En insistant sur l’interdiction de la « publicité espionnée », une coalition de groupes parlementaires n’a pas réussi à s’imposer totalement au Parlement. L’interdiction de la publicité ciblée avec micro-targeting et profilage ne s’appliquera qu’aux mineurs. Selon la ligne, les informations particulièrement sensibles, telles que les opinions religieuses et politiques, l’origine ethnique, la santé ou l’orientation sexuelle, seront exclues pour tous les utilisateurs. Les fournisseurs doivent également donner aux utilisateurs un choix « explicite et clair » avant que ceux-ci n’acceptent ou ne refusent le tracking.

Les gardiens de portes doivent, selon les députés, donner aux utilisateurs finaux la possibilité technique de désinstaller facilement les applications logicielles préinstallées sur leur service de plateforme principal, comme un système d’exploitation, et de modifier les paramètres par défaut. Sont exclus les programmes « essentiels au fonctionnement » et qui ne peuvent techniquement pas être proposés par des tiers sur une base autonome. Les règles s’appliqueraient de manière générale aux services d’intermédiation en ligne, aux réseaux sociaux, aux moteurs de recherche, aux systèmes d’exploitation, aux services de publicité en ligne, à l’informatique en nuage et aux services de partage de vidéos. Le Parlement souhaite étendre cette liste aux assistants virtuels tels qu’Alexa et Siri, aux navigateurs et aux téléviseurs connectés. Le Conseil est du même avis. L’alliance européenne des fournisseurs de cloud CISPE avait demandé en vain d’inclure les logiciels d’entreprise. Les pratiques déloyales des fournisseurs établis dans ce secteur, comme Microsoft, devraient également être interdites s’ils agissent en tant que gatekeeper.

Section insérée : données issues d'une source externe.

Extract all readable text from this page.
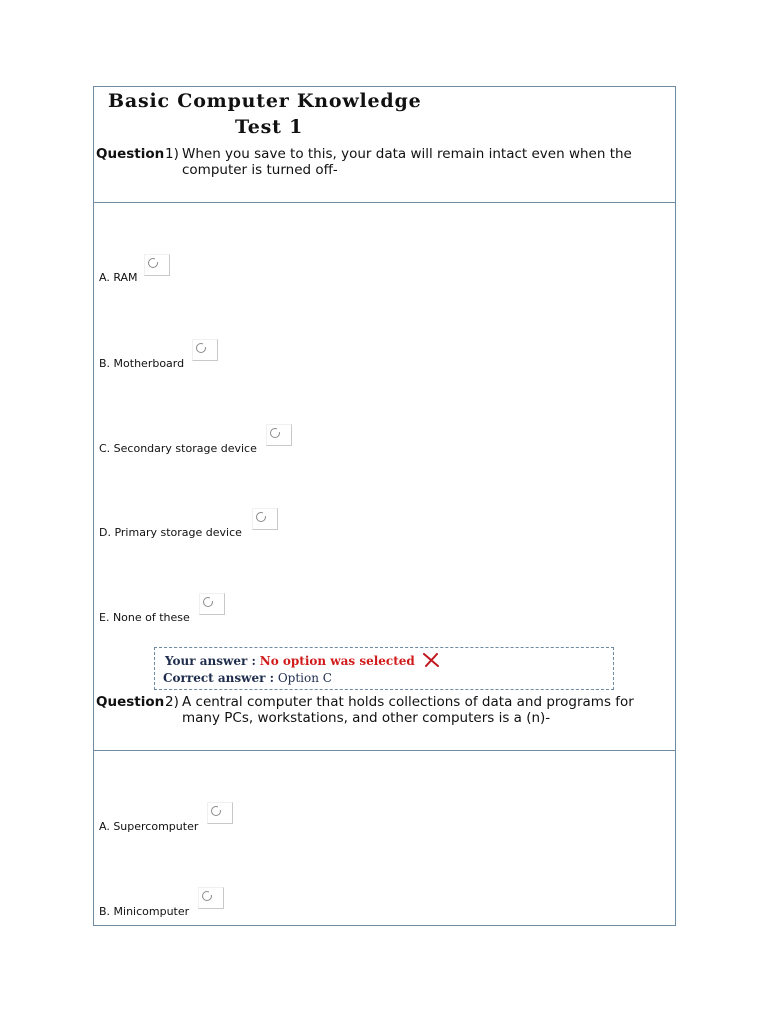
Basic Computer Knowledge
Test 1
Question 1) When you save to this, your data will remain intact even when the computer is turned off-
A. RAM
B. Motherboard
C. Secondary storage device
D. Primary storage device
E. None of these
Your answer : No option was selected
Correct answer : Option C
Question 2) A central computer that holds collections of data and programs for many PCs, workstations, and other computers is a (n)-
A. Supercomputer
B. Minicomputer
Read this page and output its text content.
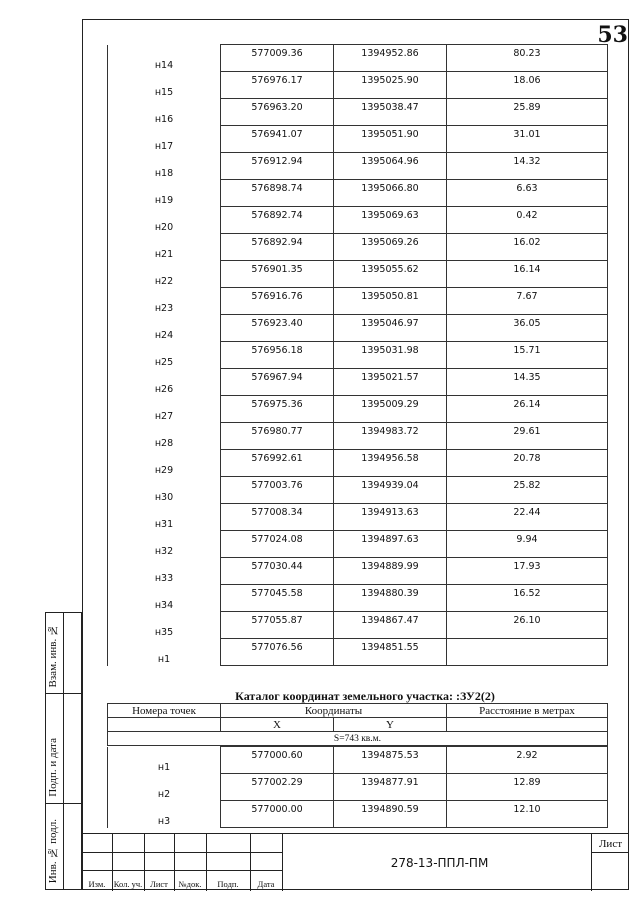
53
Взам. инв. №
Подп. и дата
Инв. № подл.
н14	577009.36	1394952.86	80.23

н15	576976.17	1395025.90	18.06

н16	576963.20	1395038.47	25.89

н17	576941.07	1395051.90	31.01

н18	576912.94	1395064.96	14.32

н19	576898.74	1395066.80	6.63

н20	576892.74	1395069.63	0.42

н21	576892.94	1395069.26	16.02

н22	576901.35	1395055.62	16.14

н23	576916.76	1395050.81	7.67

н24	576923.40	1395046.97	36.05

н25	576956.18	1395031.98	15.71

н26	576967.94	1395021.57	14.35

н27	576975.36	1395009.29	26.14

н28	576980.77	1394983.72	29.61

н29	576992.61	1394956.58	20.78

н30	577003.76	1394939.04	25.82

н31	577008.34	1394913.63	22.44

н32	577024.08	1394897.63	9.94

н33	577030.44	1394889.99	17.93

н34	577045.58	1394880.39	16.52

н35	577055.87	1394867.47	26.10

н1	577076.56	1394851.55	
Каталог координат земельного участка: :ЗУ2(2)
Номера точек	Координаты		Расстояние в метрах
	X	Y	
S=743 кв.м.			
н1	577000.60	1394875.53	2.92

н2	577002.29	1394877.91	12.89

н3	577000.00	1394890.59	12.10
Изм. Кол. уч. Лист	№док.	Подп.	Дата
278-13-ППЛ-ПМ
Лист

La Commission européenne devrait à l’avenir pouvoir interdire les « acquisitions qui tuent ». Dans ce cas, les concurrents sont rachetés de manière ciblée afin de retirer leur technologie de la concurrence. Les députés veulent augmenter considérablement les sanctions en cas d’infraction par rapport à la proposition de la Commission : Les amendes doivent s’élever au minimum à quatre pour cent et au maximum à 20 pour cent du chiffre d’affaires annuel. Apple, par exemple, pourrait ainsi se voir infliger une amende allant jusqu’à 64 milliards d’euros. Le texte adopté constitue le mandat pour les négociations avec le Conseil des ministres, qui devraient débuter sous la présidence française au premier semestre 2022.